D. Subbarao winds up five turbulent years as RBI Governor; a period that he admits saw ‘not a single week of respite’. He began his tenure in September 2008 just as the Lehman crisis began unfolding, causing a worldwide seizure of credit markets, followed by a recession. As he demits office, India is grappling with another crisis.
Looking at the state of the currency (new lows) and inflation (rising again), it may be tempting to judge him harshly. Economic growth has slowed down to its lowest level in a couple of years. That’s not a happy denouement to his tenure. Despite his best intentions, the policies he unveiled did not yield the desired results always.
‘Governor is human’
He may have been a bit unlucky here. In his defence, it can certainly be said that he had to make many judgment calls. And as he has acknowledged self-deprecatorily more than once, even the Governor is human and cannot know everything. The contrarian trends among different data points, the quality of the data itself and its frequent revision in succeeding months seldom made these calls easy or the consequences clear.
If the results didn’t materialise in the manner envisaged, it was also because there were other forces at work.
Subbarao was only one of the many dramatis personae in an expanding cast of players and events. Although his role was pivotal, he was not entirely free of constraints, like most economic agents.
To provide a metaphor, imagine the economy as a car being driven with just the brakes in his control while the steering, gears, accelerator, signals and other controls were in different hands – with the accompanying cacophony as every one chipped in with their two bit of advice of how to drive the car.
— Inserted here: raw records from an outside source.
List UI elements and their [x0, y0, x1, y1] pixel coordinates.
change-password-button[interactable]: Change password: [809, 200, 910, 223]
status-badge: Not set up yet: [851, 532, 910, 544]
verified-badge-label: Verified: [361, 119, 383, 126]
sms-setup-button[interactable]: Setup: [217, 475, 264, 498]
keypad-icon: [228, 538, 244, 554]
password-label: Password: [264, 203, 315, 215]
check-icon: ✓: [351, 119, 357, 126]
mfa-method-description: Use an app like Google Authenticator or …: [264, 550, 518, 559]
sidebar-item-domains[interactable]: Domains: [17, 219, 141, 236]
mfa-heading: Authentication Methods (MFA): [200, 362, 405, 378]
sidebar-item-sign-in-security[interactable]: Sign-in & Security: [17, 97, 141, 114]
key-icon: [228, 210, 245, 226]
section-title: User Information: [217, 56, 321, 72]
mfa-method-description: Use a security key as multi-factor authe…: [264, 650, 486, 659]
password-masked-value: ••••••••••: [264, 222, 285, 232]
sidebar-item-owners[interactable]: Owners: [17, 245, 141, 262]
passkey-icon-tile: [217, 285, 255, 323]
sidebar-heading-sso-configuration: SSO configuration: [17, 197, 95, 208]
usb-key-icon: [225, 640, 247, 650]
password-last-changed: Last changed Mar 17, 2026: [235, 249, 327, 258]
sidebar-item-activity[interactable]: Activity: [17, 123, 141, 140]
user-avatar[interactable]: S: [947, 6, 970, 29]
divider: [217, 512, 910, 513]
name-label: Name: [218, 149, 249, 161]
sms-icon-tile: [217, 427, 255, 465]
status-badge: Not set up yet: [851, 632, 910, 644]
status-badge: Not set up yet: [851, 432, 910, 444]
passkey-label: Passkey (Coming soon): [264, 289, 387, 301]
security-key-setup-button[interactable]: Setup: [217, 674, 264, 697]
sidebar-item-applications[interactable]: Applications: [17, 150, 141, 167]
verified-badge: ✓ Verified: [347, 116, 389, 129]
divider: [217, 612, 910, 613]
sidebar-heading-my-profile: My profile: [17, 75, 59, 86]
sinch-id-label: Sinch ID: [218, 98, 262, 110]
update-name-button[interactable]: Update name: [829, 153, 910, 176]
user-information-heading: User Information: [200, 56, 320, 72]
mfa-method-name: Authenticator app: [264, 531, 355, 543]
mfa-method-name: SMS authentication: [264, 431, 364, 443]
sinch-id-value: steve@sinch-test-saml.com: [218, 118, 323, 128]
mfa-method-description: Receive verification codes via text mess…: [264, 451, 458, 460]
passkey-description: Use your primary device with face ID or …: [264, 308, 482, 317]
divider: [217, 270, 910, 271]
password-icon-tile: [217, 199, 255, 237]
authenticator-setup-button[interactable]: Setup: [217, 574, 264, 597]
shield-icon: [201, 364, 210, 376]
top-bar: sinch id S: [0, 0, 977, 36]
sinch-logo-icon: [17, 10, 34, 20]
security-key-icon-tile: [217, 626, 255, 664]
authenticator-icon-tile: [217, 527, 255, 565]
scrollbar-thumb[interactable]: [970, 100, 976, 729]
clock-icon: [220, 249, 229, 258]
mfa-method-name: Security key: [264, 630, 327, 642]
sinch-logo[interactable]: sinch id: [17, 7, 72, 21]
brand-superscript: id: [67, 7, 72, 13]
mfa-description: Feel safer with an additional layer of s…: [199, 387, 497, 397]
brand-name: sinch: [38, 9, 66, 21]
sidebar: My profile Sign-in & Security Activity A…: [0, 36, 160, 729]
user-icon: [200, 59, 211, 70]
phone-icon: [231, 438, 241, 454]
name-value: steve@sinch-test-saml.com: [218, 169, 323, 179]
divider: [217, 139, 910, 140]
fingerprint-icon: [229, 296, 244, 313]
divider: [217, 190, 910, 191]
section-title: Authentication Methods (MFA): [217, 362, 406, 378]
Subbarao came to the RBI at a particularly difficult time. The fact that he was earlier the Finance Secretary (though a positive) was viewed with suspicion. He was also succeeding Y. V. Reddy, a man whose reputation grew larger than life as an independent central banker who prevented India from falling into the crisis with his pre-emptive steps. These were large boots to fill and Subbarao can be excused for feeling overwhelmed and anxious about not failing.
Fire-fighting mode
With practically no time to settle in, he had to straightaway move into fire-fighting mode, unwinding rapidly some of the steps taken by his predecessor in those extraordinary weeks during the winter of 2008.
Repo rate, the RBI’s key policy rate was cut by a whopping 425 basis points to 4.75 per cent, while cash reserve ratio (the money parked by banks with RBI) was cut by 400 basis points to 3.25 per cent, in just seven months between October 2008 and April 2009.
But the storm clouds had begun gathering once again. The ‘fiscal stimulus’ provided by the Government saw a spending spree that saw government borrowing shoot up three-fold in just one year.
At this point, he sounded his warning notes regularly and began hiking rates when he saw inflation moving up and remaining unyielding. The 13 consecutive hikes in repo rates, in instalments of 25 basis points called ‘baby steps’, (which he acknowledged a shade ruefully would stick to him as a moniker) may now seem, with the benefit of hindsight, a bit too slow.
But as he explained then and later, he did it slowly because he did not want to choke growth. And perhaps what critics also often forget is that the baby steps were happening every 45 days.
Standing his ground
For someone who has been a bureaucrat, his tenure was surprisingly marked by many differences with the Government — with the principal bone of contention being his refusal to cut rates to the extent desired, as long as inflation remained high.
He resisted the entreaties of industry, the Finance Ministry, an assorted range of busybodies in Delhi and, of course, his own technical advisory committee. He did it with grace and patience, explaining his stance repeatedly and without saying anything dishonourable about the government.
Without providing ‘sound bytes’, he still increased the tempo of communication from the central bank and tried to inculcate a culture of transparency. In particular, his attempt to provide ‘forward guidance’ to markets while making it clear that he was retaining his options to act differently, were notable innovations.
While remaining steadfast to the idea of autonomy of the central bank, he was also ready to make the RBI accountable to Parliament and suggested the institution of regular testimonies before parliamentary committees on the lines of that done in the US now.
Chidambaram may have unwittingly paid him and his tribe a tribute a year ago, when he said that ‘The Government may have to walk the path of growth alone.’ Looked at it in isolation, the comment is a bit unfair even to the RBI — since they are not against growth, as Subbarao has clarified many times.
In standing up to the Finance Minister and for his institution (RBI) in his own quiet way, he may have made his most significant contribution to central banking.
He bequeaths a good tradition to his successor. The RBI and the country have been well-served by this scholarly, thoughtful, modest and dignified man. Posterity will be kinder to him.